I’ve been to Israel twice, and also was honored to participate in the Ethiopian Mission with the Sherman Leadership Program here in Detroit—an extraordinary experience in 2011.

Tying this back to NEXTGen Detroit in particular: the message we’re trying to deliver on a national scale is that there’s not a “one-size-fits-all” model for engaging the community. Federation is different for everybody.

As Jewish leaders, we are most effective when we listen first and understand what naturally motivates people, where their interests lie, what excites them on their own. There are so many ways that we can take what people already are excited about and connect that to their Judaism and, ultimately, to giving back to the community.

On the image of Jewish Detroit

Being from Detroit is extraordinary in the way our community is perceived in the national and international Jewish landscape – in dramatic contrast with people’s generalized fear and perception of the city.
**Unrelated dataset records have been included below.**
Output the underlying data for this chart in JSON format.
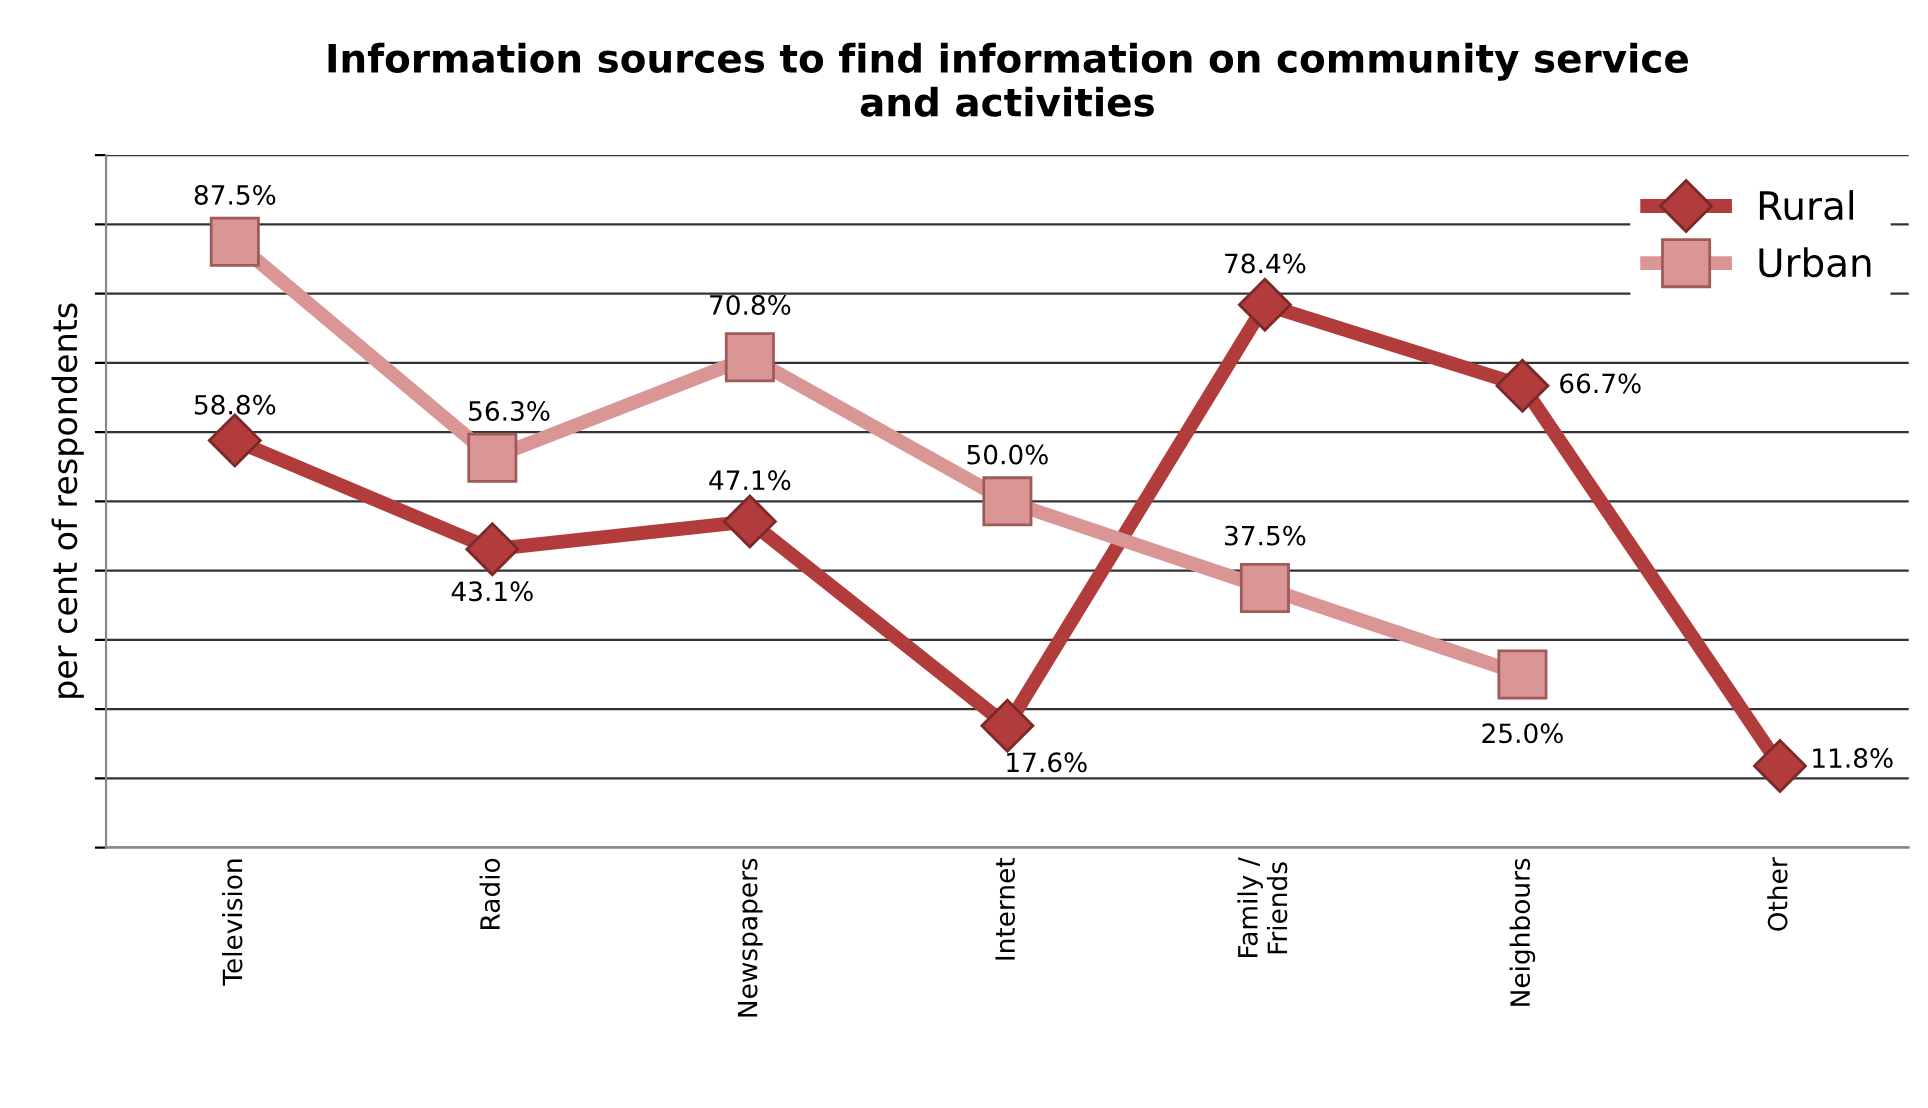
{
  "chart_data": {
    "type": "line",
    "title": "Information sources to find information on community service\nand activities",
    "ylabel": "per cent of respondents",
    "categories": [
      "Television",
      "Radio",
      "Newspapers",
      "Internet",
      "Family /\nFriends",
      "Neighbours",
      "Other"
    ],
    "series": [
      {
        "name": "Rural",
        "color": "#b23b3b",
        "marker": "diamond",
        "values": [
          58.8,
          43.1,
          47.1,
          17.6,
          78.4,
          66.7,
          11.8
        ],
        "value_labels": [
          "58.8%",
          "43.1%",
          "47.1%",
          "17.6%",
          "78.4%",
          "66.7%",
          "11.8%"
        ]
      },
      {
        "name": "Urban",
        "color": "#d99694",
        "marker": "square",
        "values": [
          87.5,
          56.3,
          70.8,
          50.0,
          37.5,
          25.0,
          null
        ],
        "value_labels": [
          "87.5%",
          "56.3%",
          "70.8%",
          "50.0%",
          "37.5%",
          "25.0%",
          null
        ]
      }
    ],
    "ylim": [
      0,
      100
    ],
    "yticks": [
      {
        "value": 0,
        "label": null
      },
      {
        "value": 10,
        "label": null
      },
      {
        "value": 20,
        "label": null
      },
      {
        "value": 30,
        "label": null
      },
      {
        "value": 40,
        "label": null
      },
      {
        "value": 50,
        "label": null
      },
      {
        "value": 60,
        "label": null
      },
      {
        "value": 70,
        "label": null
      },
      {
        "value": 80,
        "label": null
      },
      {
        "value": 90,
        "label": null
      },
      {
        "value": 100,
        "label": null
      }
    ],
    "tick_labels": "x",
    "grid": "y",
    "legend": "top right",
    "line_style": "solid"
  }
}
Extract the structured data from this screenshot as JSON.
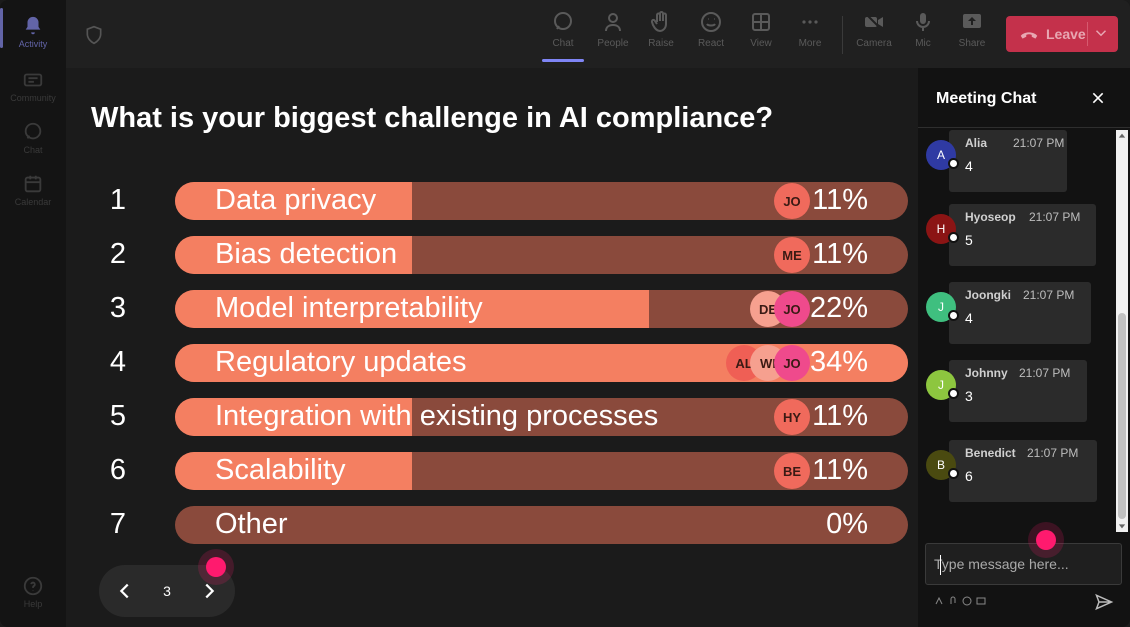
{
  "rail": {
    "items": [
      {
        "label": "Activity",
        "icon": "bell-icon",
        "active": true
      },
      {
        "label": "Community",
        "icon": "community-icon",
        "active": false
      },
      {
        "label": "Chat",
        "icon": "chat-icon",
        "active": false
      },
      {
        "label": "Calendar",
        "icon": "calendar-icon",
        "active": false
      }
    ],
    "help": "Help"
  },
  "toolbar": {
    "chat": "Chat",
    "people": "People",
    "raise": "Raise",
    "react": "React",
    "view": "View",
    "more": "More",
    "camera": "Camera",
    "mic": "Mic",
    "share": "Share",
    "leave": "Leave"
  },
  "poll": {
    "question": "What is your biggest challenge in AI compliance?",
    "options": [
      {
        "num": "1",
        "label": "Data privacy",
        "pct": "11%",
        "value": 0.11,
        "voters": [
          "JO"
        ]
      },
      {
        "num": "2",
        "label": "Bias detection",
        "pct": "11%",
        "value": 0.11,
        "voters": [
          "ME"
        ]
      },
      {
        "num": "3",
        "label": "Model interpretability",
        "pct": "22%",
        "value": 0.22,
        "voters": [
          "DE",
          "JO"
        ]
      },
      {
        "num": "4",
        "label": "Regulatory updates",
        "pct": "34%",
        "value": 0.34,
        "voters": [
          "AL",
          "WI",
          "JO"
        ]
      },
      {
        "num": "5",
        "label": "Integration with existing processes",
        "pct": "11%",
        "value": 0.11,
        "voters": [
          "HY"
        ]
      },
      {
        "num": "6",
        "label": "Scalability",
        "pct": "11%",
        "value": 0.11,
        "voters": [
          "BE"
        ]
      },
      {
        "num": "7",
        "label": "Other",
        "pct": "0%",
        "value": 0.0,
        "voters": []
      }
    ]
  },
  "pager": {
    "page": "3"
  },
  "chat": {
    "title": "Meeting Chat",
    "placeholder": "Type message here...",
    "messages": [
      {
        "initial": "A",
        "name": "Alia",
        "time": "21:07 PM",
        "text": "4",
        "color": "#2f3aa3"
      },
      {
        "initial": "H",
        "name": "Hyoseop",
        "time": "21:07 PM",
        "text": "5",
        "color": "#8b1414"
      },
      {
        "initial": "J",
        "name": "Joongki",
        "time": "21:07 PM",
        "text": "4",
        "color": "#3fbf7f"
      },
      {
        "initial": "J",
        "name": "Johnny",
        "time": "21:07 PM",
        "text": "3",
        "color": "#8dc63f"
      },
      {
        "initial": "B",
        "name": "Benedict",
        "time": "21:07 PM",
        "text": "6",
        "color": "#4a4a10"
      }
    ]
  },
  "colors": {
    "accent": "#6264a7",
    "bar_fill": "#f47f61",
    "bar_track": "#8a4a3c",
    "leave": "#c4314b",
    "cursor": "#ff1a6e"
  }
}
Jewish Detroit is the cream of the crop, esteemed as a model of transformation and togetherness, and that’s something that’s very exciting to see.

And the things that I’ve learned in Cabinet have informed the things that I have worked on here in Detroit. And likewise, with Federation CEO Scott Kaufman at the helm and Miryam Rosenzweig (NEXTGen Director) along with so many others, our work here has been influenced by what I bring to my role as Cabinet Co-Chair.

On lessons learned

Through my many roles, I’ve learned that the most powerful leadership is not positional: it’s by action and in-the-moment.

“A true leader is not necessarily the person in front of the room or the one holding the gavel. It’s the person who’s comes to the table and makes the choice to change the dynamic of what’s happening.” 

The lesson in all this: leadership is showing up, saying yes. There’s power—even magic—to saying yes.

On what to tell people considering moving back to Detroit

There’s no place like Detroit because Detroiters have an extreme shared sense of identity. In this community—Jewish or not Jewish—when you say you are from Detroit, there’s a deep resonance for what that means. It’s a shared experience, with a longing to invent, and build a better place, too.

That’s what brings a community together.

So I say to people, Detroit is a great place to live; I can’t image a better place to raise a family; there’s fabulous cost of living here, great schools, great homes, especially as a Jew, there’s no better Jewish community anywhere.

To come to a community where you’re embraced by the community, where there will be opportunities to get involved, where people are connected to their neighbors, that’s a rare and beautiful thing to find.


Restaurant: Lafayette Coney Island… iconic Detroit!

Coffee hang-out: Starbucks across from Federation

Building in the Detroit skyline: Comerica Park—we’re huge Tiger fans.

Place to take kids: DIA—for little ones, there’s really nothing for them to bump into.

Jewish food: Matzo ball soup

Home Recipe: My Marinara Sauce (I always get great feedback.)

Jewish expression: Oy!

Reading now

Just finished The Invisible Bridge, by Julie Orringer, a novel set in Hungary in the time of the Nazis, examines the less tangible costs of war. A beautiful  book.